When we look at such poor resistance from the Congress, we don’t think of the anxieties the family might be facing at the though of having to spend nights in jail. Sonia and Rahul Gandhi are on bail in a National Herald case, while Priyanka Gandhi’s husband Robert Vadra has corruption cases against him.
Whether these cases are legitimate or not is not the point here. The point is the fear psychosis it creates to think the government can decide any morning to put you in jail.
And when would the government do that? It would do so when opposition leaders actually become threatening. When they look like they could bring Modi down, win elections.
In Bihar, opposition leader Tejaswi Yadav began with the promise of changing the nature of his party and of Bihar politics. Instead of exploiting these opportunities, he often spends weeks outside Bihar, often in Delhi.

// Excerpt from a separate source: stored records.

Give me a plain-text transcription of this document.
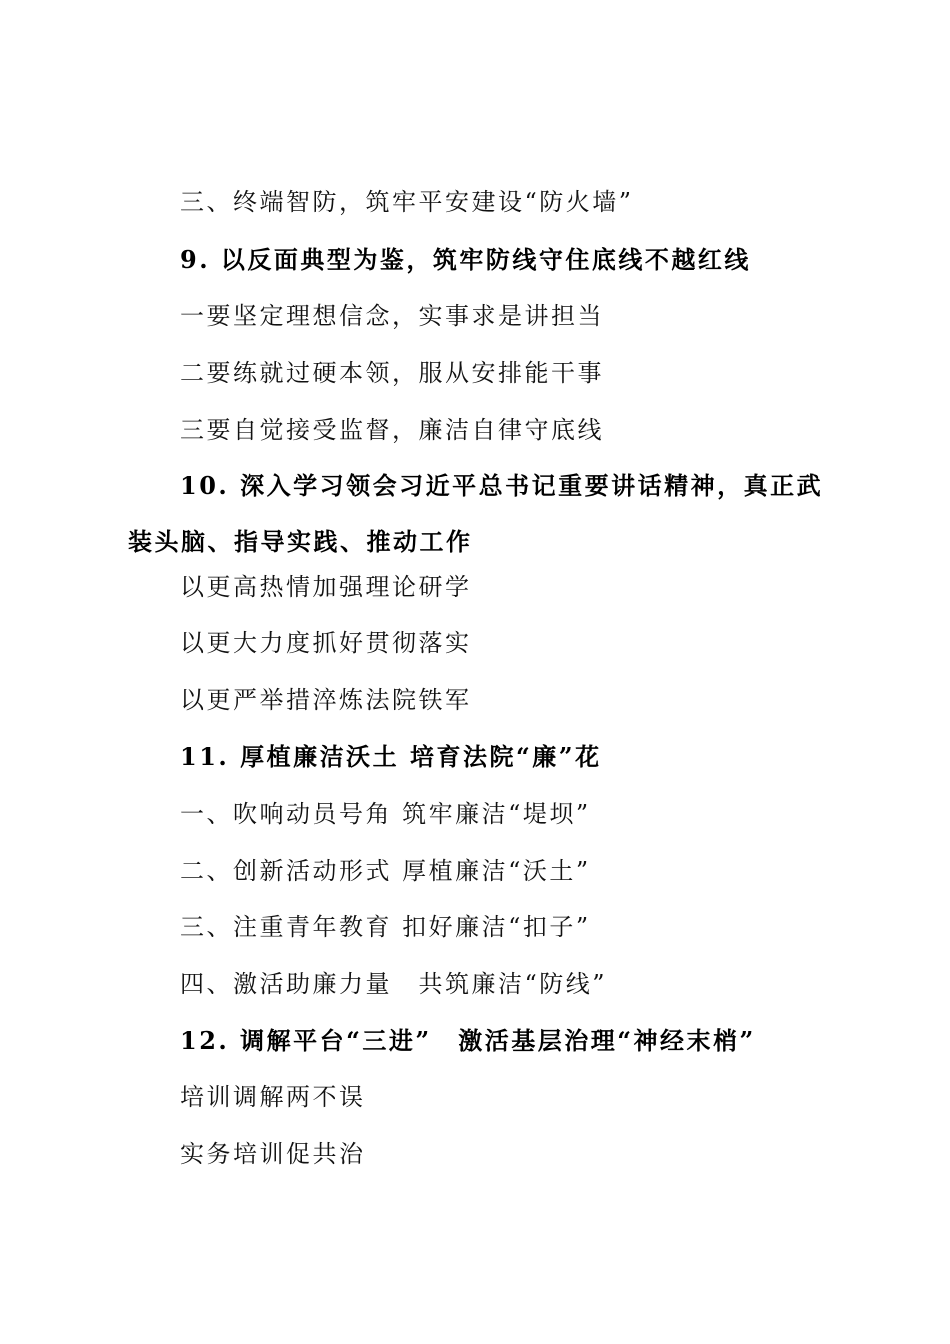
三、终端智防，筑牢平安建设“防火墙”
9. 以反面典型为鉴，筑牢防线守住底线不越红线
一要坚定理想信念，实事求是讲担当
二要练就过硬本领，服从安排能干事
三要自觉接受监督，廉洁自律守底线
10. 深入学习领会习近平总书记重要讲话精神，真正武装头脑、指导实践、推动工作
以更高热情加强理论研学
以更大力度抓好贯彻落实
以更严举措淬炼法院铁军
11. 厚植廉洁沃土 培育法院“廉”花
一、吹响动员号角 筑牢廉洁“堤坝”
二、创新活动形式 厚植廉洁“沃土”
三、注重青年教育 扣好廉洁“扣子”
四、激活助廉力量　共筑廉洁“防线”
12. 调解平台“三进”　激活基层治理“神经末梢”
培训调解两不误
实务培训促共治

Critics accuse him of being lazy, flippant about politics, entitled. But we never wonder: what if he is afraid of going to jail like his father? Tejaswi and his family members are accused of corruption in multiple cases.
Similarly, when we wonder why Mayawati and Arvind Kejriwal have completely surrendered before Narendra Modi, or why Akhilesh Yadav doesn’t do any agitations and campaigns, we don’t think about the fear of jail. There’s Indian style toilets and no air conditioning, apart from the loss of freedom.
That’s why, like Rahul Gandhi, almost the entire opposition wants to wait it out. The good old days will be back in a decade or two.